LiAnna: Let’s look at the cancer story. He was found by a member of the community and invited to speak, so not approached by WMF. They do get the grant info and inquiries, which helps them harvest that info. The best stories come from people who don’t know WMF even exists. The stories come to WMF, rather than coming to us

Frank: let’s change it!

Jami: they’ve told us about that info

Frank: have they? Have we asked them? Do they know how badly we want this info?

LiAnna: yes.

Authenticity and Trust[edit]

Jami: At Davis we were asked about Wiki Ed being a paid service, and questions about cash. “Where does the money come from? Is there a conflict of interest?” How do we talk about that, and is there a way to put it on the website?

Eryk: Our cold emails look like a sale, and saying it is “free” in an email usually makes me think “oh so it’s not free.” It implies a fee later, or something, and saying we’re a non-profit makes them think we want a donation.

Jami: It is salesmanship to a point, but if they go to the web they still may not get what we do or why.

Frank: I don’t want to dumb it down, but how do we bring in authenticity? We often hear that our presentation is too slick.

Jami: Maybe we can table this for now, but discuss a disclosure on the website. Also, the in-person stuff explains itself well. It’s just the online aspect that can be harder.

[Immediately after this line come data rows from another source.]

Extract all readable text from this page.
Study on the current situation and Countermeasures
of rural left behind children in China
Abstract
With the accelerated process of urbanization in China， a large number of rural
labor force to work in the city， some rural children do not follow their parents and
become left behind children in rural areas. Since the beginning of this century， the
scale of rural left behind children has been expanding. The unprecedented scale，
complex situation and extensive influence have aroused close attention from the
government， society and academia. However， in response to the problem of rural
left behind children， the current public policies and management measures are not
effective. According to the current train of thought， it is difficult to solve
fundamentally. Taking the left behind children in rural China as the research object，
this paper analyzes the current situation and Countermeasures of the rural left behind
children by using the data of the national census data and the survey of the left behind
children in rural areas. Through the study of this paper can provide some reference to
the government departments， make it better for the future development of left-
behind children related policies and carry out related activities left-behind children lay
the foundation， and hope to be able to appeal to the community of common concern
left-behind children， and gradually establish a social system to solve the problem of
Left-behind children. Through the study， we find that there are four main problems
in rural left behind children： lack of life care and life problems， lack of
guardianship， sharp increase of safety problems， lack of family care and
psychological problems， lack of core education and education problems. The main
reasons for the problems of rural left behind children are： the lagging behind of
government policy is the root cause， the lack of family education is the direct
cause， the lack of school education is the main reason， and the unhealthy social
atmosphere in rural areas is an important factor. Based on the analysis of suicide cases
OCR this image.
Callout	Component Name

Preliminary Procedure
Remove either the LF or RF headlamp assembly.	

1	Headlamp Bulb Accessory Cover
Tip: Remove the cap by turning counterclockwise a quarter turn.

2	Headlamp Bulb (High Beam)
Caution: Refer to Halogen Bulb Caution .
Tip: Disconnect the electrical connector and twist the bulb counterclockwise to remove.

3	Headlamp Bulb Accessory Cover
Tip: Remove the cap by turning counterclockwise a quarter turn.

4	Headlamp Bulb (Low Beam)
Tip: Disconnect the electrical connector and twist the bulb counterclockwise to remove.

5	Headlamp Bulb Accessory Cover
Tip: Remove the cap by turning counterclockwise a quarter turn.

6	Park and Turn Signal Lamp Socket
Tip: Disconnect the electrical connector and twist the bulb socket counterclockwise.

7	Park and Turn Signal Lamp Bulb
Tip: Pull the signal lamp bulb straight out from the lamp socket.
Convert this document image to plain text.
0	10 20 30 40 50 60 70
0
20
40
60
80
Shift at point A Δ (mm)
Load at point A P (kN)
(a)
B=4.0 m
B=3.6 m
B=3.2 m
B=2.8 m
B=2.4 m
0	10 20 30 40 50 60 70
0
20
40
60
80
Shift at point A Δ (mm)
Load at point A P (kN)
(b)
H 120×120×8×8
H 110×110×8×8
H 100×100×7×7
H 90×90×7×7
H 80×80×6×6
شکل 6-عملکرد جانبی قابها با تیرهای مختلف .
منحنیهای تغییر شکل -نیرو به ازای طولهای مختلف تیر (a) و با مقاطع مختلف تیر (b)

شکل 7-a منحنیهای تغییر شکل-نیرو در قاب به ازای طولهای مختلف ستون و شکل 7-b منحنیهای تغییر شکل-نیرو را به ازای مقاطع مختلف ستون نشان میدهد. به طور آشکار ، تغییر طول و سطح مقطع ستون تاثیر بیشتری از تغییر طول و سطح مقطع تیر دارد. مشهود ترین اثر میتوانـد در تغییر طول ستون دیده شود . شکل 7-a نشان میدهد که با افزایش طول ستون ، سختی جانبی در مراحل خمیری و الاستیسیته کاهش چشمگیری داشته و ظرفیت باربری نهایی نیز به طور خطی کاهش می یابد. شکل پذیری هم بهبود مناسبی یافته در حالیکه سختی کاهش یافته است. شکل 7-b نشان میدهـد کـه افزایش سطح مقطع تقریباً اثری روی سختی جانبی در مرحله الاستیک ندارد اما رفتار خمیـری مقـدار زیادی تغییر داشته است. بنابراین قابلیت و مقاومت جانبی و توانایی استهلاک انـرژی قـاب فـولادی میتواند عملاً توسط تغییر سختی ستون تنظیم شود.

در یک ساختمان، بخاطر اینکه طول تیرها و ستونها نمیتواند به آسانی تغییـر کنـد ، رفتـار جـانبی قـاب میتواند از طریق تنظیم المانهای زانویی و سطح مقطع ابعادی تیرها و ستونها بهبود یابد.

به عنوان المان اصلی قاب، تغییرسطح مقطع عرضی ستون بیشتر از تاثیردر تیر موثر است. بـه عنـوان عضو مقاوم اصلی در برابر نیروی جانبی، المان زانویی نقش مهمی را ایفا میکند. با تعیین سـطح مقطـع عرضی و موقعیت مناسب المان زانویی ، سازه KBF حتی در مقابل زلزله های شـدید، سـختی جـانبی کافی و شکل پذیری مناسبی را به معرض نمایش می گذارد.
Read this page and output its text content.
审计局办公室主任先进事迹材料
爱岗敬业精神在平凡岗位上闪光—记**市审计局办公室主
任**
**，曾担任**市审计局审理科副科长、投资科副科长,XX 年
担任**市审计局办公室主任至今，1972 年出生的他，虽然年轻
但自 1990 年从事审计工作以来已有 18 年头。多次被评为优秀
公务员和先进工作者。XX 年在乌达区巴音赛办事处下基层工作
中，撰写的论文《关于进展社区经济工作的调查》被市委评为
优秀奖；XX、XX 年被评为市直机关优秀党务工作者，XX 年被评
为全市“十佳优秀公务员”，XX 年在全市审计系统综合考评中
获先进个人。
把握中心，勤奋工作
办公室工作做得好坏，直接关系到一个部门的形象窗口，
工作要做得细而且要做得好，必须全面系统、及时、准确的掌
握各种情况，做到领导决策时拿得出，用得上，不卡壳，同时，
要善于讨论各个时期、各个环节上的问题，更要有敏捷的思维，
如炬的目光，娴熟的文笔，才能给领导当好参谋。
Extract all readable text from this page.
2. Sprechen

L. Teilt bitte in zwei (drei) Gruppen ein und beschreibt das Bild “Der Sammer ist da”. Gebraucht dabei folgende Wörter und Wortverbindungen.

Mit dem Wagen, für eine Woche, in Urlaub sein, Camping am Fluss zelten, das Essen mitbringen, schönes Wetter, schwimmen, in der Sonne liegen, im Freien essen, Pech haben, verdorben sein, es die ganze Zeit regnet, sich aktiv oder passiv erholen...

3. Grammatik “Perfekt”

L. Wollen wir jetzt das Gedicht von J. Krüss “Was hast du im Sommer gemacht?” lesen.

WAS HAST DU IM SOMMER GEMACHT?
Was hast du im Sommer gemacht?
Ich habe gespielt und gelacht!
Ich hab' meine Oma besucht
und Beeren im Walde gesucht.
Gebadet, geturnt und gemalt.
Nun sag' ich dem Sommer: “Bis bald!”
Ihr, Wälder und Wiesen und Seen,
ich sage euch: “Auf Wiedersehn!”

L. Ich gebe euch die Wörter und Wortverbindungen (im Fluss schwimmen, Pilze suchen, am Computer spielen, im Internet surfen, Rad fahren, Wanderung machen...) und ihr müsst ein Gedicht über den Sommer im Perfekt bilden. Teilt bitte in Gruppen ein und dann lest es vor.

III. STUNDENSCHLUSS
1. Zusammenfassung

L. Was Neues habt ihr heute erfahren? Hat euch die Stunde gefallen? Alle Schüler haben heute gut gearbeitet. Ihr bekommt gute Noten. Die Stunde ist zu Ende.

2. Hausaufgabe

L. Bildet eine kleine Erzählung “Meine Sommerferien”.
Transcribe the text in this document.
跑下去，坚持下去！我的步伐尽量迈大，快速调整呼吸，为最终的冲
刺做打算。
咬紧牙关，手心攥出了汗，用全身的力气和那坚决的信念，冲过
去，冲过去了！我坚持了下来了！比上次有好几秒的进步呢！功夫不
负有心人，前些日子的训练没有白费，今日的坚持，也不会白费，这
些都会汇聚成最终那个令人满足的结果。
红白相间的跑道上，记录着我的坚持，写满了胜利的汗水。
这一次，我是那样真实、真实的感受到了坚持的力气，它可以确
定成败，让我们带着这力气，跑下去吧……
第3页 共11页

Frank: We had that question at wikicon, too. It may be that we’re too young and need to gain that trust?

Bill: are we too fast and too slick with our materials?

LiAnna: With WMF they know that the money comes from fundraising, but with us no one knows where our funding comes from.

Jami: We had a lot of requirements and we say that we aren’t looking for anything -- but we are. We need course data to continue funding.

Eryk: I don’t think this is a difficult problem at all. We have literally never factored trust into the equation because it hadn’t been a question up to now. We just need to better communicate the answers to these concerns, and that’s a very easy thing for us to do because we’re doing things transparently and openly already. We just have to get it out there.